Similarly, the greatest opportunity for a person’s innate immune system to receive an excellent, “imprinting” education is during early childhood. That critical period occurs only once during a person’s life (during early childhood). If that greatest opportunity to optimally “imprint” one’s innate immune system is missed (or disrupted), it is irretrievably lost. The innate immune system can still learn during later childhood and adulthood, but the learning will be more difficult and less successful. The COVID vaccines interfere with the foundational education of the innate immune system (during early childhood) and also interfere with continuing education throughout adulthood.

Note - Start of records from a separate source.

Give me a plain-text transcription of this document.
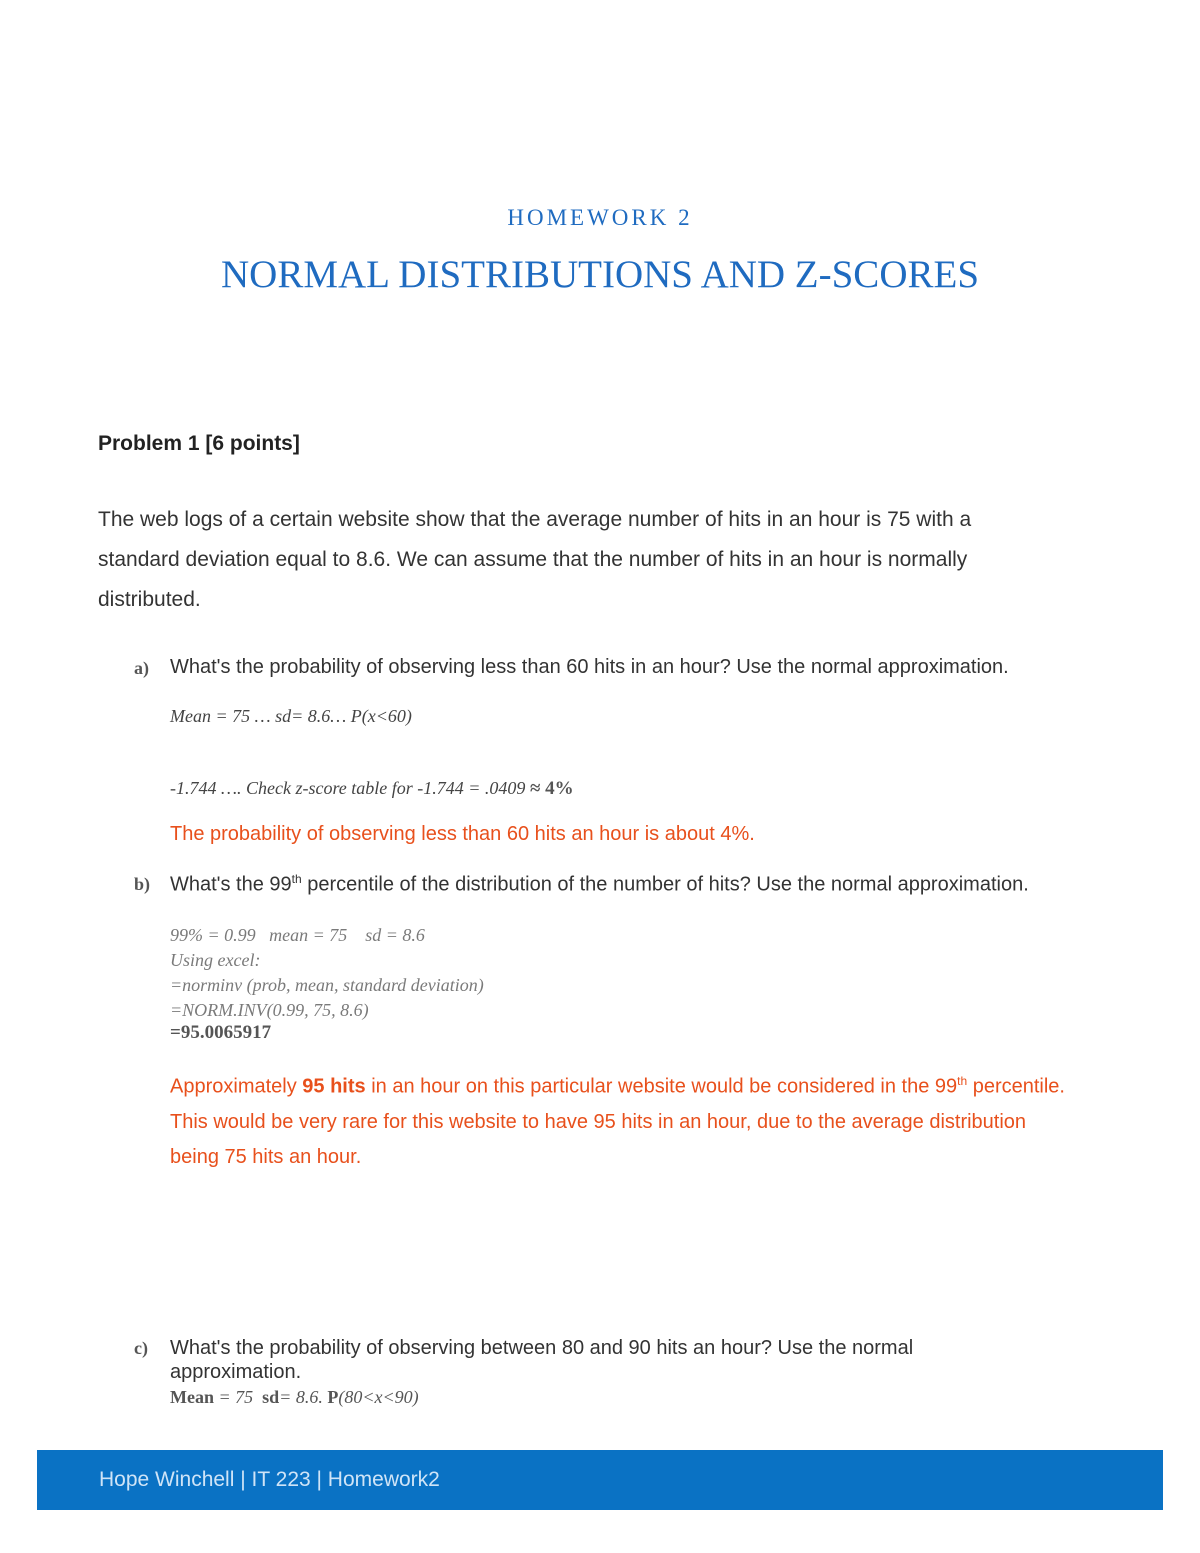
HOMEWORK 2
NORMAL DISTRIBUTIONS AND Z-SCORES
Problem 1 [6 points]
The web logs of a certain website show that the average number of hits in an hour is 75 with a
standard deviation equal to 8.6. We can assume that the number of hits in an hour is normally
distributed.
a) What's the probability of observing less than 60 hits in an hour? Use the normal approximation.
Mean = 75 … sd= 8.6… P(x<60)
-1.744 …. Check z-score table for -1.744 = .0409 ≈ 4%
The probability of observing less than 60 hits an hour is about 4%.
b) What's the 99th percentile of the distribution of the number of hits? Use the normal approximation.
99% = 0.99   mean = 75    sd = 8.6
Using excel:
=norminv (prob, mean, standard deviation)
=NORM.INV(0.99, 75, 8.6)
=95.0065917
Approximately 95 hits in an hour on this particular website would be considered in the 99th percentile.
This would be very rare for this website to have 95 hits in an hour, due to the average distribution
being 75 hits an hour.
c) What's the probability of observing between 80 and 90 hits an hour? Use the normal
approximation.
Mean = 75  sd= 8.6. P(80<x<90)
Hope Winchell | IT 223 | Homework2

For the above reasons, we should particularly avoid COVID vaccination in young children!!
[Note to Physicians: Why and how would vaccinal interference with interaction between innate antibodies and a specific virus (like SC-2) affect the overall education of the innate immune system, regarding how to respond to other viruses and how to distinguish between non-self and self? This is complex but has to do with shared molecular patterns that many viruses have in common and that are also similar to molecular patterns (“self” patterns) on components of the human body. Innate antibodies enable upregulation of virus-derived “self-mimicking” peptides on infected cells at an early stage of infection. These patterns have a high level of amino acid homology across glycosylated viruses that cause acute self-limited infection or disease. Once the innate effector cell (NK cell) has been educated to “broadly” recognize such patterns, it can then upon subsequent encounters “fine tune” its recognition to better spot and target the virus it actually has to deal with. That is what is called “training” (which occurs via epigenetic changes enabling functional reprogramming of educated NK cells.]